As obsessed as I am with fishing, I’m not really a lover of fish as food. I didn’t grow up eating a lot of fish, and the few times I’ve bought fish at the store, I’ve always been let down by past-their-prime filets and very fishy odors. However, I HAVE had some delicious fish- at the cabin in Michigan, delicious fresh-caught bluegill fried up, and in Spain I had amazing fresh-caught sardines seasoned with salt. So I know there’s hope for me becoming a fish-eating-lover. It seems like a travesty to squander all of the “free” fresh fish I can catch and bring home for the table, so I’m on a mission to like to eat fish.
I’d like to tell you the story of how I backpacked through northern Oregon, learned fly-fishing, and caught this beautiful rainbow trout behind a boulder in a rushing cold-water stream, but I try to keep the exaggerations in my blog to a minimum, and mostly relating to fish length.
The real story is I drove to Meijer. I pushed my cart up to the fish counter, which amazingly was missing the unappetizing fishy smell that plagues every other fish counter I’d ever been to. I talked to the lady at the counter, and asked about the rainbow trout. She grabbed a filet, and I said “no, actually I mean the whole fish.” Its eyes looked relatively clear, the gills mostly bright red. I asked if I could smell it, and without missing a beat held it up to me from across the counter, and it smelled nice. Not like cucumbers or watermelon like the internet says it might, but a faint, lake-like smell. Not fishy at all. She weighed it, put it in a bag, and handed it to me. “This is much easier than catching’em!” I said.

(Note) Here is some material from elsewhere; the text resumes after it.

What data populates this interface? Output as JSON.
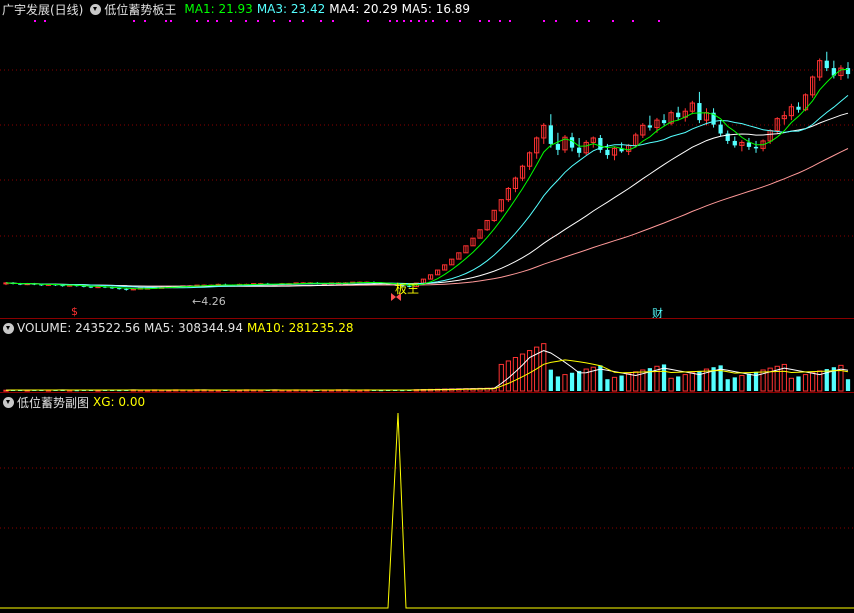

|Mexican oregano AKA the good stuff|
WHAT YOU NEED:
Salsa (like my salsa)
Oregano (mexican is the best)
HOW YOU MAKE IT:
1) Get some good fish! From what little I know about cooking fish, it seems like 99% of it is starting with some good fish and not messing it up
|Let’s just pretend I caught him, cleaned him, and brought him home|
2) Put the juice of 2 limes, about 1 cup of OJ, and 3 teaspoons of salsa in a cup, and mix it
3) Pour the mix in, over, and around the fish (might help to put the fish in a dish with sides)
4) Spoon some salsa in the cavity, then place sliced onions and limes in there too
5) Heat up the grill so it’s real hot
6) Let the fish sit in the limey-OJ-ey goodness for a few minutes while the grill heats up; before putting it on the grill, rub oil all over its sides
|Our fearless hero, ready for the grill|
7) Once the grill is good and hot, oil the grates. NOTE: I did NOT do this enough, and that’s why I had fish skin stuck to the grates
8) In one nice movement, put the fish on the grill, and leave it. It should sizzle!
|Fish on the grill just seems right|
9) After a while, carefully flip it so its other side is now on the grates
|This is what happens if you don’t oil everything enough|
|The good news is either way, you’ve got crispy trout cracklins!|
10) Once the flesh flakes, it’s done! Carefully take it off the grill, and eat immediately
|Like everything, I ate it with limes, cilantro, and tortillas;
rice and hot sauce too, with a grilled jalapeño
Well, this was an experiment. The goal was to make some delicious fish, so I’d be more interested in eating more of my catch. I love cooking, it just seems like a waste to not cook more of the fish I catch, combining two of my favorite hobbies!
The flavor was outstanding- this is the first time I’ve ever had trout, and I have to say it was freaking delicious. It was similar to salmon, but definitely less salmon-ey than any salmon I’d ever had. Very very mild, actually I didn’t think the meat itself had much flavor. Then again, I did completely overwhelm it with spicy salsa and OJ and limes, but that’s pretty much what I do to all meat.
Next time I’ll either be sure to oil the grates and the fish much better so the skin doesn’t stick, or use a different grilling method like grilling it on banana leaves (which are available at Meijer in Elk Grove Village! Seriously! For like $1.50, you get a bunch of banana leaves. Awesome.)
As I was eating the fish, I was thinking about the texture, and how different it is from terrestrial animal meat. So little texture, so light. I wonder if that’s part of the reason frying fish is so popular, because it gives the fish some nice crispy texture to contrast the extremely light and soft meat.
Overall, I’m super happy with the whole experience- I am definitely well on my way to becoming a fish lover. I’m really hoping to catch some more trout in Lake Michigan, and take them home and cook’em! There’s something very awesome about eating wild animals you just caught, and I want to get on that train.